Zambra parece querer aplicar esse recurso em sua obra. Todo mundo se emociona com o fim dos livros, por que não fazer com que se emocionem pelo começo? O início é o ponto alto de Bonsai.  A primeira frase obriga o leitor a mudar de perspectiva e de expectativa. “No final ela morre e ele fica sozinho.” Desmonta nossa experiência tradicional de leitura, com uma fórmula de começo, meio e fim – nessa ordem – e cria suposições sobre o meio da história, já que o final já é sabido. O início, de inegável originalidade (não à toa Zambra é um dos nomes badalados da atual literatura latino-americana), escancara uma das questões que permeiam a narrativa – como lidar com o fim e com a consciência do fim. O autor garante que não é fácil. “Não é porque se sabe de uma coisa que se pode impedi-la, mas há ilusões.”

Bonsai pessegueiro

As ilusões são fundadas na falsa simplicidade. Alejandro Zambra contrapõe, de um lado, uma linguagem simples (que, na verdade, sofistica a leitura), com algumas frases que beiram a ingenuidade infantil – e nos lembram de como é difícil reduzir as experiências à simplicidade; de outro, a metáfora de que, como em um bonsai, a simplicidade é aparente – tudo nessa história e nas histórias que ela conta é mais complexo do que parece. Assim como escrever.

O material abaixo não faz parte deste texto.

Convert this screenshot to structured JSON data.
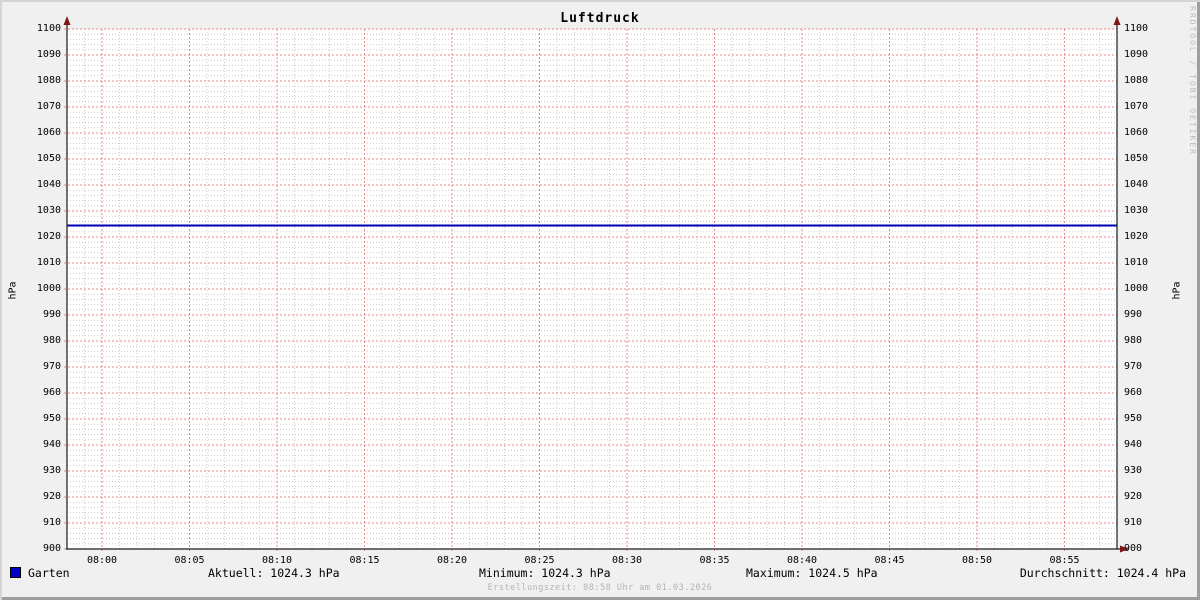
{
  "title": "Luftdruck",
  "watermark": "RRDTOOL / TOBI OETIKER",
  "footer": "Erstellungszeit: 08:58 Uhr am 01.03.2026",
  "axis": {
    "y_label_left": "hPa",
    "y_label_right": "hPa"
  },
  "legend": {
    "series_label": "Garten",
    "series_color": "#0000c8",
    "stats": [
      {
        "label": "Aktuell",
        "value": "1024.3 hPa",
        "text": "Aktuell: 1024.3 hPa"
      },
      {
        "label": "Minimum",
        "value": "1024.3 hPa",
        "text": "Minimum: 1024.3 hPa"
      },
      {
        "label": "Maximum",
        "value": "1024.5 hPa",
        "text": "Maximum: 1024.5 hPa"
      },
      {
        "label": "Durchschnitt",
        "value": "1024.4 hPa",
        "text": "Durchschnitt: 1024.4 hPa"
      }
    ]
  },
  "chart_data": {
    "type": "line",
    "title": "Luftdruck",
    "ylabel": "hPa",
    "ylim": [
      900,
      1100
    ],
    "y_major_step": 10,
    "y_minor_step": 2,
    "x_ticks": [
      "08:00",
      "08:05",
      "08:10",
      "08:15",
      "08:20",
      "08:25",
      "08:30",
      "08:35",
      "08:40",
      "08:45",
      "08:50",
      "08:55"
    ],
    "x_total_minutes": 60,
    "x_first_major_offset_minutes": 2,
    "x_major_every_minutes": 5,
    "x_minor_every_minutes": 1,
    "grid": true,
    "legend_position": "bottom",
    "series": [
      {
        "name": "Garten",
        "color": "#0000c8",
        "flat_value_hpa": 1024.4,
        "aktuell": 1024.3,
        "minimum": 1024.3,
        "maximum": 1024.5,
        "durchschnitt": 1024.4
      }
    ],
    "colors": {
      "canvas": "#ffffff",
      "background": "#f0f0f0",
      "major_grid": "#e48a8a",
      "minor_grid": "#cccccc",
      "axis": "#1a1a1a",
      "arrow": "#801717",
      "line": "#0000b4"
    }
  }
}
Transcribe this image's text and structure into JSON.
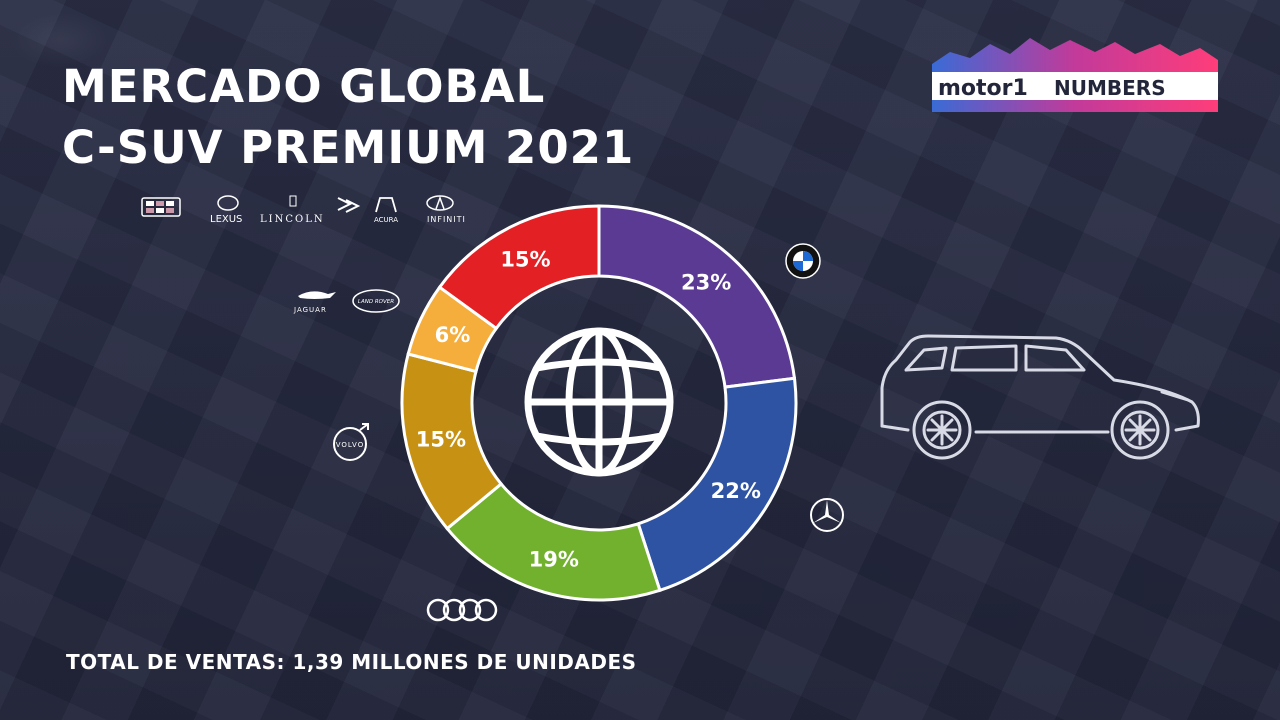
{
  "title": {
    "line1": "MERCADO GLOBAL",
    "line2": "C-SUV PREMIUM 2021"
  },
  "footer": {
    "total_label": "TOTAL DE VENTAS: 1,39 MILLONES DE UNIDADES"
  },
  "source_logo": {
    "brand": "motor1",
    "suffix": "NUMBERS",
    "icon": "motor1-numbers-logo"
  },
  "brand_logos": {
    "others_group": [
      "cadillac-logo",
      "lexus-logo",
      "lincoln-logo",
      "ds-logo",
      "acura-logo",
      "infiniti-logo"
    ],
    "others_text": {
      "lexus": "LEXUS",
      "lincoln": "LINCOLN",
      "acura": "ACURA",
      "infiniti": "INFINITI"
    },
    "jlr_group": [
      "jaguar-logo",
      "land-rover-logo"
    ],
    "jlr_text": {
      "jaguar": "JAGUAR",
      "land_rover": "LAND ROVER"
    },
    "volvo_text": "VOLVO"
  },
  "chart_data": {
    "type": "pie",
    "style": "donut",
    "center_icon": "globe-icon",
    "decoration_icon": "suv-car-icon",
    "slices": [
      {
        "value": 23,
        "label": "23%",
        "color": "#5b3a94",
        "logo": "bmw-logo"
      },
      {
        "value": 22,
        "label": "22%",
        "color": "#2f53a3",
        "logo": "mercedes-benz-logo"
      },
      {
        "value": 19,
        "label": "19%",
        "color": "#72b12e",
        "logo": "audi-logo"
      },
      {
        "value": 15,
        "label": "15%",
        "color": "#c79214",
        "logo": "volvo-logo"
      },
      {
        "value": 6,
        "label": "6%",
        "color": "#f5ad3c",
        "logo": "jaguar-land-rover-logo"
      },
      {
        "value": 15,
        "label": "15%",
        "color": "#e32024",
        "logo": "others-logo"
      }
    ]
  }
}
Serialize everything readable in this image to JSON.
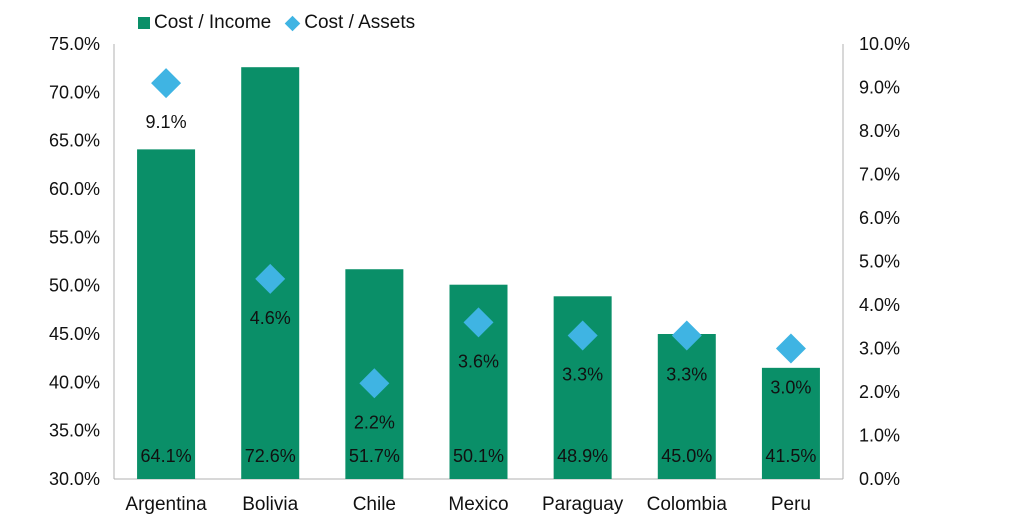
{
  "chart_data": {
    "type": "bar",
    "categories": [
      "Argentina",
      "Bolivia",
      "Chile",
      "Mexico",
      "Paraguay",
      "Colombia",
      "Peru"
    ],
    "series": [
      {
        "name": "Cost / Income",
        "type": "bar",
        "axis": "left",
        "color": "#0a8f68",
        "values": [
          64.1,
          72.6,
          51.7,
          50.1,
          48.9,
          45.0,
          41.5
        ],
        "labels": [
          "64.1%",
          "72.6%",
          "51.7%",
          "50.1%",
          "48.9%",
          "45.0%",
          "41.5%"
        ]
      },
      {
        "name": "Cost / Assets",
        "type": "scatter",
        "marker": "diamond",
        "axis": "right",
        "color": "#3fb4e3",
        "values": [
          9.1,
          4.6,
          2.2,
          3.6,
          3.3,
          3.3,
          3.0
        ],
        "labels": [
          "9.1%",
          "4.6%",
          "2.2%",
          "3.6%",
          "3.3%",
          "3.3%",
          "3.0%"
        ]
      }
    ],
    "y_left": {
      "ylim": [
        30,
        75
      ],
      "ticks": [
        "30.0%",
        "35.0%",
        "40.0%",
        "45.0%",
        "50.0%",
        "55.0%",
        "60.0%",
        "65.0%",
        "70.0%",
        "75.0%"
      ]
    },
    "y_right": {
      "ylim": [
        0,
        10
      ],
      "ticks": [
        "0.0%",
        "1.0%",
        "2.0%",
        "3.0%",
        "4.0%",
        "5.0%",
        "6.0%",
        "7.0%",
        "8.0%",
        "9.0%",
        "10.0%"
      ]
    },
    "grid": false,
    "legend_position": "top-left"
  }
}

A simplicidade é quase uma obsessão em Bonsai. E aí mora o problema. Na miniaturização da narrativa, o leitor, que joga a expectativa no meio da história, nos desdobramentos que levaram ao já conhecido final, sai com as mãos meio vazias. O livro ficou sem meio, sem preenchimento. Não comove como história, apesar de valer a experiência literária. A parte meio cheia das mãos do leitor é a herança que fica: a suposição de que ninguém na história é mais feliz por saber o fim, a possibilidade de sempre voltar ao começo e a promessa de que essa é só a estreia de Alejandro Zambra.

Bonsai, de Alejandro Zambra. Tradução de Josely Vianna Baptista. Editora Cosac Naify, 91 páginas. R$ 23.